Andrea Wolf, Unsolicited Memories, Archival Exercises N.5. 2015.

Before July slips from your grasp like a greased up watermelon, have a look at the side of the homepage for some awesome upcoming events. If that proves overwhelming, here’s our top picks for these last two days of the month.

Silver Apples, Bookworms, Giant Claw
Thursday, July 30, 8 pm at
Trans-Pecos: $13
Silver Apples were probably one of the first American bands to use electronic sounds in their rock music. They made a great contribution to the notion that we take for granted now: that feedback, noise, and general cacophony as made by electronic blips, buzzes, and gurgles are as salient to rock music as guitars n’ drums.

Reading: Nina Ansary on The Jewels of Allah 
Thursday, July 30, 7 pm at The Strand: Free with book purchase
Dr.
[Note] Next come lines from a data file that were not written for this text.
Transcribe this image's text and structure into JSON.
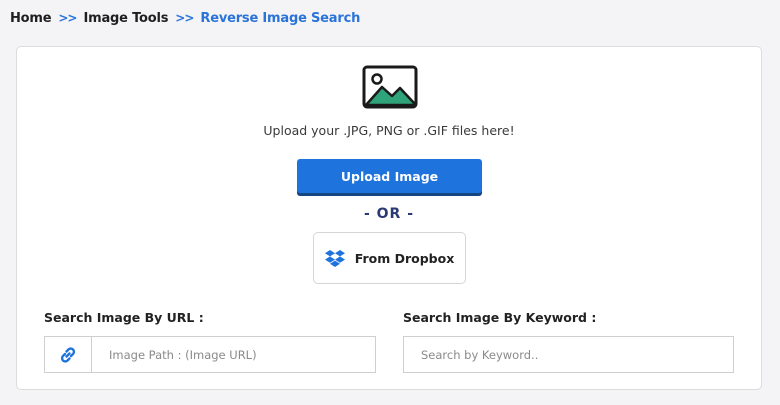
{
  "breadcrumb": {
    "home": "Home",
    "tools": "Image Tools",
    "current": "Reverse Image Search",
    "separator": ">>"
  },
  "upload": {
    "icon": "image-icon",
    "prompt": "Upload your .JPG, PNG or .GIF files here!",
    "button_label": "Upload Image"
  },
  "divider": "- OR -",
  "dropbox": {
    "icon": "dropbox-icon",
    "label": "From Dropbox"
  },
  "url_search": {
    "label": "Search Image By URL :",
    "icon": "link-icon",
    "placeholder": "Image Path : (Image URL)"
  },
  "keyword_search": {
    "label": "Search Image By Keyword :",
    "placeholder": "Search by Keyword.."
  },
  "colors": {
    "accent": "#1f73dc",
    "breadcrumb_active": "#2a73d9",
    "or_text": "#2b3a73",
    "image_icon_green": "#2fa37a"
  }
}
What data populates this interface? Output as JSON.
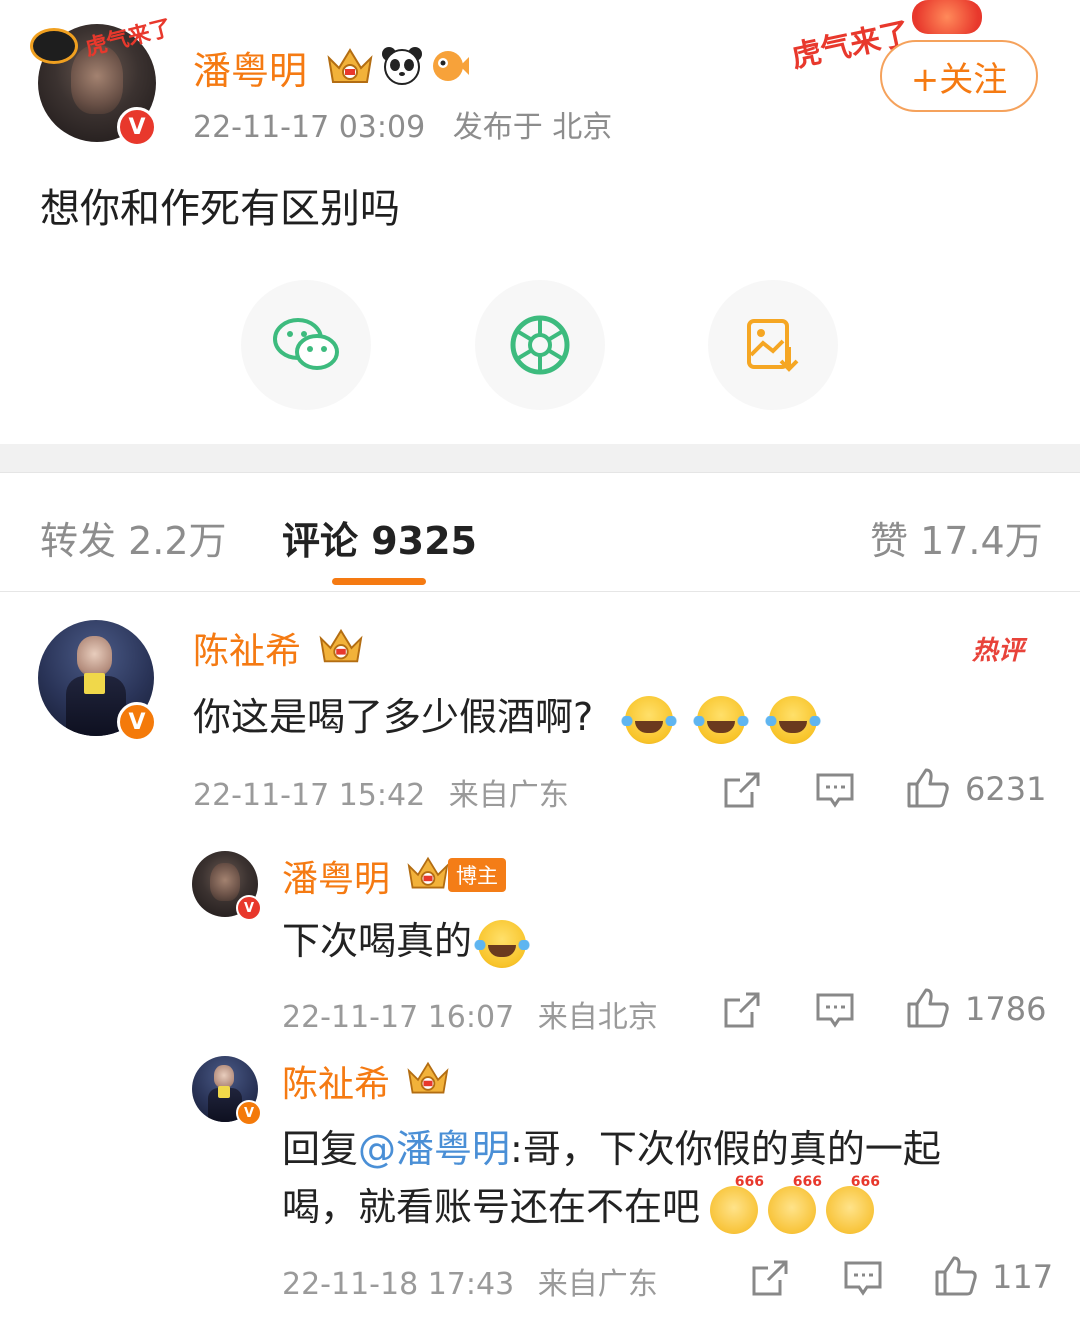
{
  "post": {
    "author": "潘粤明",
    "timestamp": "22-11-17 03:09",
    "location": "发布于 北京",
    "text": "想你和作死有区别吗",
    "follow_label": "+关注",
    "avatar_pendant": "虎气来了",
    "corner_decoration": "虎气来了"
  },
  "share": [
    {
      "icon": "wechat-icon",
      "color": "#3dbb7e"
    },
    {
      "icon": "moments-aperture-icon",
      "color": "#3dbb7e"
    },
    {
      "icon": "save-image-icon",
      "color": "#f5a623"
    }
  ],
  "tabs": {
    "repost": "转发 2.2万",
    "comments": "评论 9325",
    "likes": "赞 17.4万"
  },
  "comments": [
    {
      "author": "陈祉希",
      "text": "你这是喝了多少假酒啊?",
      "emoji_count": 3,
      "badge": "热评",
      "time": "22-11-17 15:42",
      "from": "来自广东",
      "likes": "6231"
    },
    {
      "author": "潘粤明",
      "tag": "博主",
      "text": "下次喝真的",
      "time": "22-11-17 16:07",
      "from": "来自北京",
      "likes": "1786"
    },
    {
      "author": "陈祉希",
      "reply_prefix": "回复",
      "mention": "@潘粤明",
      "text_line1": ":哥，下次你假的真的一起",
      "text_line2": "喝，就看账号还在不在吧",
      "emoji_label": "666",
      "time": "22-11-18 17:43",
      "from": "来自广东",
      "likes": "117"
    }
  ],
  "colors": {
    "accent": "#f57a12",
    "link": "#4a8fd6",
    "muted": "#8d8d8d"
  }
}
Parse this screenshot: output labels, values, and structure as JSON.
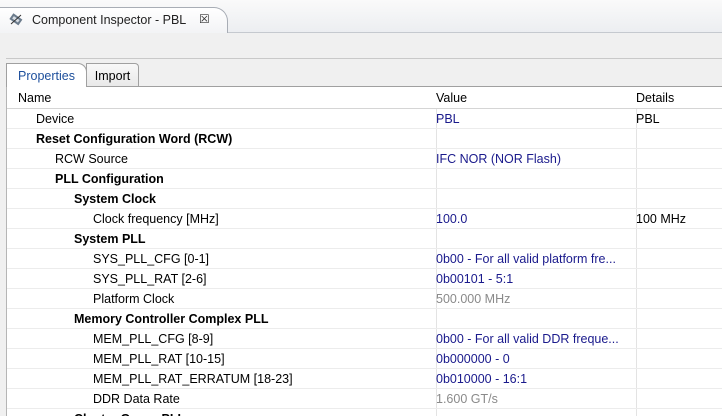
{
  "window": {
    "title": "Component Inspector - PBL",
    "close_symbol": "☒",
    "icon": "component-inspector-icon"
  },
  "tabs": [
    {
      "label": "Properties",
      "active": true
    },
    {
      "label": "Import",
      "active": false
    }
  ],
  "columns": {
    "name": "Name",
    "value": "Value",
    "details": "Details"
  },
  "rows": [
    {
      "name": "Device",
      "level": 1,
      "bold": false,
      "value": "PBL",
      "value_style": "normal",
      "details": "PBL"
    },
    {
      "name": "Reset Configuration Word (RCW)",
      "level": 1,
      "bold": true,
      "value": "",
      "value_style": "normal",
      "details": ""
    },
    {
      "name": "RCW Source",
      "level": 2,
      "bold": false,
      "value": "IFC NOR (NOR Flash)",
      "value_style": "normal",
      "details": ""
    },
    {
      "name": "PLL Configuration",
      "level": 2,
      "bold": true,
      "value": "",
      "value_style": "normal",
      "details": ""
    },
    {
      "name": "System Clock",
      "level": 3,
      "bold": true,
      "value": "",
      "value_style": "normal",
      "details": ""
    },
    {
      "name": "Clock frequency [MHz]",
      "level": 4,
      "bold": false,
      "value": "100.0",
      "value_style": "normal",
      "details": "100 MHz"
    },
    {
      "name": "System PLL",
      "level": 3,
      "bold": true,
      "value": "",
      "value_style": "normal",
      "details": ""
    },
    {
      "name": "SYS_PLL_CFG   [0-1]",
      "level": 4,
      "bold": false,
      "value": "0b00 - For all valid platform fre...",
      "value_style": "normal",
      "details": ""
    },
    {
      "name": "SYS_PLL_RAT   [2-6]",
      "level": 4,
      "bold": false,
      "value": "0b00101 - 5:1",
      "value_style": "normal",
      "details": ""
    },
    {
      "name": "Platform Clock",
      "level": 4,
      "bold": false,
      "value": "500.000 MHz",
      "value_style": "disabled",
      "details": ""
    },
    {
      "name": "Memory Controller Complex PLL",
      "level": 3,
      "bold": true,
      "value": "",
      "value_style": "normal",
      "details": ""
    },
    {
      "name": "MEM_PLL_CFG   [8-9]",
      "level": 4,
      "bold": false,
      "value": "0b00 - For all valid DDR freque...",
      "value_style": "normal",
      "details": ""
    },
    {
      "name": "MEM_PLL_RAT   [10-15]",
      "level": 4,
      "bold": false,
      "value": "0b000000 - 0",
      "value_style": "normal",
      "details": ""
    },
    {
      "name": "MEM_PLL_RAT_ERRATUM   [18-23]",
      "level": 4,
      "bold": false,
      "value": "0b010000 - 16:1",
      "value_style": "normal",
      "details": ""
    },
    {
      "name": "DDR Data Rate",
      "level": 4,
      "bold": false,
      "value": "1.600 GT/s",
      "value_style": "disabled",
      "details": ""
    },
    {
      "name": "Cluster Group PLL",
      "level": 3,
      "bold": true,
      "value": "",
      "value_style": "normal",
      "details": ""
    }
  ],
  "colors": {
    "value_text": "#1a1a8c",
    "disabled_text": "#8a8a8a",
    "active_tab_text": "#1d4f9c"
  }
}
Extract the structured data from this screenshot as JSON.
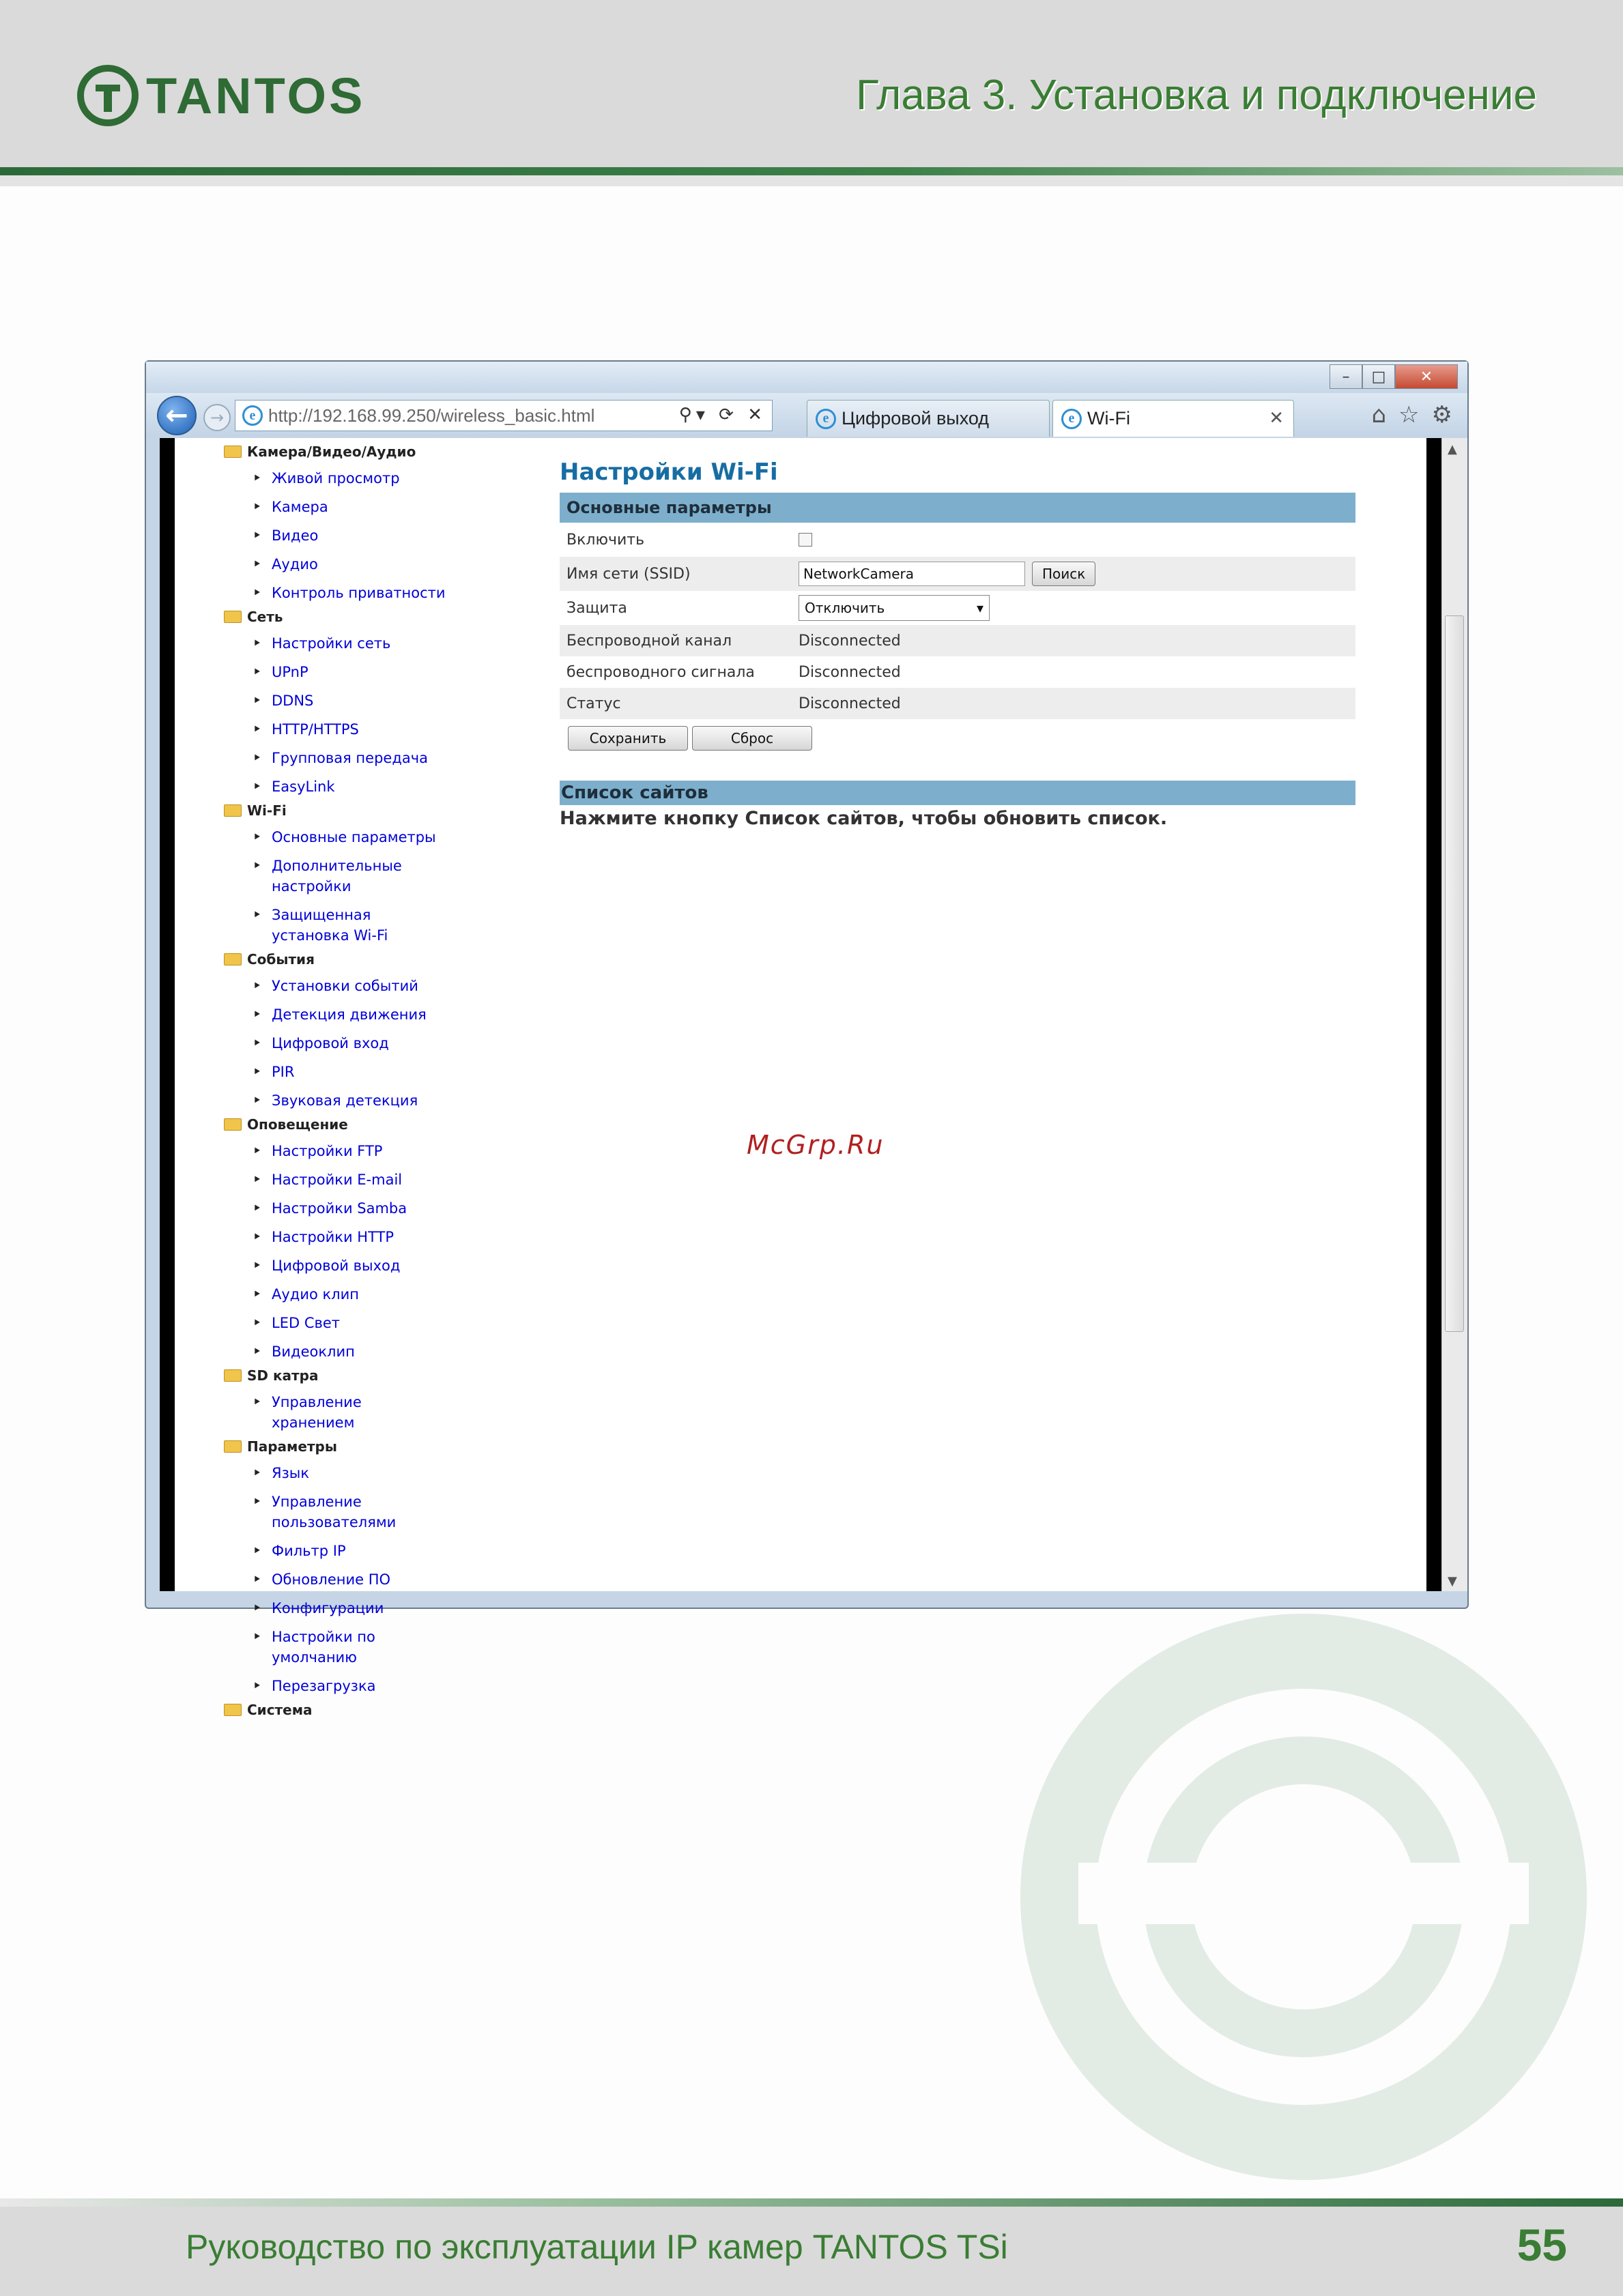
{
  "header": {
    "logo_text": "TANTOS",
    "chapter": "Глава 3. Установка и подключение"
  },
  "footer": {
    "title": "Руководство по эксплуатации IP камер TANTOS TSi",
    "page_number": "55"
  },
  "browser": {
    "url": "http://192.168.99.250/wireless_basic.html",
    "tabs": [
      {
        "label": "Цифровой выход"
      },
      {
        "label": "Wi-Fi"
      }
    ],
    "window_controls": {
      "minimize": "–",
      "maximize": "□",
      "close": "✕"
    }
  },
  "sidebar": [
    {
      "label": "Камера/Видео/Аудио",
      "items": [
        "Живой просмотр",
        "Камера",
        "Видео",
        "Аудио",
        "Контроль приватности"
      ]
    },
    {
      "label": "Сеть",
      "items": [
        "Настройки сеть",
        "UPnP",
        "DDNS",
        "HTTP/HTTPS",
        "Групповая передача",
        "EasyLink"
      ]
    },
    {
      "label": "Wi-Fi",
      "items": [
        "Основные параметры",
        "Дополнительные\nнастройки",
        "Защищенная\nустановка Wi-Fi"
      ]
    },
    {
      "label": "События",
      "items": [
        "Установки событий",
        "Детекция движения",
        "Цифровой вход",
        "PIR",
        "Звуковая детекция"
      ]
    },
    {
      "label": "Оповещение",
      "items": [
        "Настройки FTP",
        "Настройки E-mail",
        "Настройки Samba",
        "Настройки HTTP",
        "Цифровой выход",
        "Аудио клип",
        "LED Свет",
        "Видеоклип"
      ]
    },
    {
      "label": "SD катра",
      "items": [
        "Управление\nхранением"
      ]
    },
    {
      "label": "Параметры",
      "items": [
        "Язык",
        "Управление\nпользователями",
        "Фильтр IP",
        "Обновление ПО",
        "Конфигурации",
        "Настройки по\nумолчанию",
        "Перезагрузка"
      ]
    },
    {
      "label": "Система",
      "items": []
    }
  ],
  "main": {
    "title": "Настройки Wi-Fi",
    "section_basic": "Основные параметры",
    "enable_label": "Включить",
    "enable_checked": false,
    "ssid_label": "Имя сети (SSID)",
    "ssid_value": "NetworkCamera",
    "search_button": "Поиск",
    "security_label": "Защита",
    "security_value": "Отключить",
    "channel_label": "Беспроводной канал",
    "channel_value": "Disconnected",
    "signal_label": "беспроводного сигнала",
    "signal_value": "Disconnected",
    "status_label": "Статус",
    "status_value": "Disconnected",
    "save_button": "Сохранить",
    "reset_button": "Сброс",
    "site_list_title": "Список сайтов",
    "site_list_text": "Нажмите кнопку Список сайтов, чтобы обновить список."
  },
  "watermark_text": "McGrp.Ru",
  "colors": {
    "brand_green": "#3a7d34",
    "section_bar": "#7dafcc",
    "link_blue": "#0000d8",
    "title_blue": "#176da3"
  }
}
Nina Ansary talks about her new book Jewels of Allah: The Untold Story of Women in Iran on a panel which includes Cyrus Copeland and Iranian-American journalist Negar Mortazavi. 100% of the proceeds from book sales go to charities to empower women in Iran.

Reading: Adam Resnick and Jen Doll
Thursday, July 30, 7 pm at Book Court: Free
Adam Resnick, the Emmy award-winning writer for Late Night with David Letterman, lets us have a glimpse at his troubled psyche through his memoir-in-essays Will Not Attend: Lively Stories of Detachment and Isolation.

La Monte Young Performs at Dream House
Friday, July 31, 9 pm: $40
La Monte Young, the minimalist master whose trailblazing work with droning has influenced everyone from the Velvet Underground to Sonic Youth to Brian Eno, who once called him “the daddy of us all,” has opened a pop-up iteration of his Tribeca “Dream House.” The trippy environment features a sound installation by Young and a light display by his wife Marian Zazeela, whose “Ornamental Lightyears Tracery” light show has been called an influence on Andy Warhol’s Exploding Plastic Inevitable.

Dirty Looks Festival: ‘Something Must Break’
Friday, July 31, 8:30 pm: Free
This “roaming screening series” has set up shop in venues across New York City and unofficially dubbed July queer cinema month. The organizers are calling it “a series of queer interventions” in the form of performance art but mostly cinema inside LGBT cultural landmarks, art institutions, DIY spaces, and even in places where the ghosts of queer past linger, like defunct bathhouses and former meeting spots. Screenings are showcasing not just classics of gay cinema but recent efforts by local up-and-comings

Art: ‘Luminary Group Show’
Friday, July 31, 12-6 pm: Free
We’re all familiar with the traditional “white box” art gallery— it’s bright, clean, sterile, artificial and unshadowed. Keeping this in mind, BFP Creative made a space that does the opposite–a black box, void of any light, designed to showcase the glowing works that inhabit it. Unlike most art, work by the eight artists in the show “Luminary” thrives in the pure darkness. The full list of artists participating in Luminary: [dNASAb], CHiKA, Melissa F. Clarke, Lindsay Packer, Christine Sciulli, Oliver Warden, Andrea Wolf, and Natalia Zubko.